Up to 5 members in each group. Please include NetID and names on front page.

Recall that the expectation and variance of a continuous random variable $X$ are given by $$\mathbb{E}[X] = \int_{-\infty}^{\infty} x p(x) dx$$ $$\text{Var}(X) = \mathbb{E}[(X-\mathbb{E}[X])^2]$$ where $p(x)$ is the probability density function. Let $X$ and $Y$ be independent continuous random variables and let $a \in \mathbb{R}$. Using the above definitions, derive the expectation and variance of the following random variables in terms of $\mathbb{E}[X]$, $\mathbb{E}[Y]$, $\text{Var}(X)$ and $\text{Var}(Y)$:

(a) $X + a$

(b) $aX$

(c) $X + Y$

In this problem, you are going to look at a small dataset to understand various properties of *k*-NN better. Suppose there is a set of points on a two-dimensional plane from two different classes. Below are the coordinates of all points.

Points in class *Red*: (0, 1), (2, 3), (4, 4)

Points in class *Blue*: (2, 0), (5, 2), (6, 3)

(a) Draw the *k*-nearest-neighbor decision boundary for *k
* = 1. Remember that the decision boundary is defined as the line where the classification of a test point changes. Use the standard Euclidean distance between points to determine the nearest neighbors. Start by plotting the points as a two-dimensional graph. Please use the corresponding colors for points of each class (e.g, *blue and red*).

(b) If the *y*-coordinate of each point was multiplied by 5, what would happen to the *k* = 1 boundary (Draw another picture)? Explain in at most two sentences how this effect might cause problems when working with real data.

(c) The k-NN decision boundary for k = 3 is shown as below. Suppose now we have a test point at (1, 2). How would it be classied under 3-NN? Given that you can modify the 3-NN decision boundary by adding points to the training set in the diagram, what is the minimum number of points that you need to add to change the classication at (1, 2)? Show also where you need to add these points.

(d) What is the testing complexity for one instance, e.g., how long does it take for kNN to classify one point? Assume your data has dimensionality *d*, you have *n* training examples and use Euclidean distance. Assume also that you use a quick select implementation which gives you the k smallest elements of a list of length *m* in O(*m*).

In *k*-nearest-neighbor classification, the distance metric used plays a crucial role in the model's accuracy. It is often useful to consider distance metrics aside from the Euclidean distance. One class of distance metrics used in machine learning is the so-called *Mahalanobis distance*.

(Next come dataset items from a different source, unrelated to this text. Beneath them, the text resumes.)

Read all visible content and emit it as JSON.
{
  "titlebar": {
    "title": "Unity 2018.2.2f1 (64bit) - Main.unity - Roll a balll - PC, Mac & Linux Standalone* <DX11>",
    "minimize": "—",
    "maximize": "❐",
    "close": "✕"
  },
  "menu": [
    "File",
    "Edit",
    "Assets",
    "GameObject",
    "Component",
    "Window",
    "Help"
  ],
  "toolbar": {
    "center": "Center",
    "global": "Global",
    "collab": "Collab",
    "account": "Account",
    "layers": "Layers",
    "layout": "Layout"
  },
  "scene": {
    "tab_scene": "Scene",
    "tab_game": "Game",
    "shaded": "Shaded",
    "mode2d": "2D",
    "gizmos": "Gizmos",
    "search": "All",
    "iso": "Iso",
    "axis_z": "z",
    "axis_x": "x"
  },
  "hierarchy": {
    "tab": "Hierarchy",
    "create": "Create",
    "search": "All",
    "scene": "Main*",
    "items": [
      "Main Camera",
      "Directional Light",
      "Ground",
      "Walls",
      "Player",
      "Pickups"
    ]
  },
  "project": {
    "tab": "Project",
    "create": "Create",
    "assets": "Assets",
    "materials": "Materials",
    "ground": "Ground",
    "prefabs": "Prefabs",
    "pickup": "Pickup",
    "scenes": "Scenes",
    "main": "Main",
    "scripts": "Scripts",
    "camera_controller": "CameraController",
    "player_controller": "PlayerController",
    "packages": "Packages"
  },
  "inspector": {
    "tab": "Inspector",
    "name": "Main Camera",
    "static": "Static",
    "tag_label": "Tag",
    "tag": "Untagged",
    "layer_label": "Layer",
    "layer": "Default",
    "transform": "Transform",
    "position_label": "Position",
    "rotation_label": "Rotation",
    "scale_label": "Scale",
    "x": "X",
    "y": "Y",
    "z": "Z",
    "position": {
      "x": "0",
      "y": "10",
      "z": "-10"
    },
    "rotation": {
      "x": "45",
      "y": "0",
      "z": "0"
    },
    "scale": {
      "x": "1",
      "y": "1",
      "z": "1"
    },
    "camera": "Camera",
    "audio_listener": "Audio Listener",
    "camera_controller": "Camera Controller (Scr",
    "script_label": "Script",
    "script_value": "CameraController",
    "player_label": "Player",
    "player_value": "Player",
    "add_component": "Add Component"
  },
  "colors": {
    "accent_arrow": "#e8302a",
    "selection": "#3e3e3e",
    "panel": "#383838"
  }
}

A function $d : \mathbb{R}^d \times \mathbb{R}^d \rightarrow \mathbb{R}$ is called a *distance metric* if for all $x,y,z \in \mathbb{R}^d$, it satisfies the following axioms:

(i) (non-negativity) $d(x,y) \geq 0$

(ii) (identity of indiscernibles) $d(x,y) = 0 \Leftrightarrow x = y$

(iii) (symmetry) $d(x,y) = d(y,x)$

(iv) (triangle inequality) $d(x,z) \leq d(x,y) + d(y,z)$

Let $x,y \in \mathbb{R}^d$ and let $M \in \mathbb{R}^{d \times d}$ be a positive definite matrix and define $$d_M(x,y) = \sqrt{(x-y)^\top M (x-y)}.$$

(a) Show that $d_M$ is a distance metric. (Hint: A positive definite matrix has only positive eigenvalues. Use the eigendecomposition of $M$ to show that $M = L^\top L$ for some suitable $L$.)

(b) Consider $d=2$ and $$M = \begin{bmatrix} 3 & 1 \\ 1 & 3 \end{bmatrix}.$$ Sketch the unit circle defined by $d_M$. You may (but not required to) use any plotting software available (e.g. Matlab).

(c) Is $d_M$ still a distance metric if $M$ is not positive definite?

(d) Is $d_M$ still a distance metric if $M$ is positive semi-definite but not positive definite?

For parts (c) and (d), either prove that $d_M$ is a distance metric or specify at least one of the axioms of a distance metric that $d_M$ does not satisfy.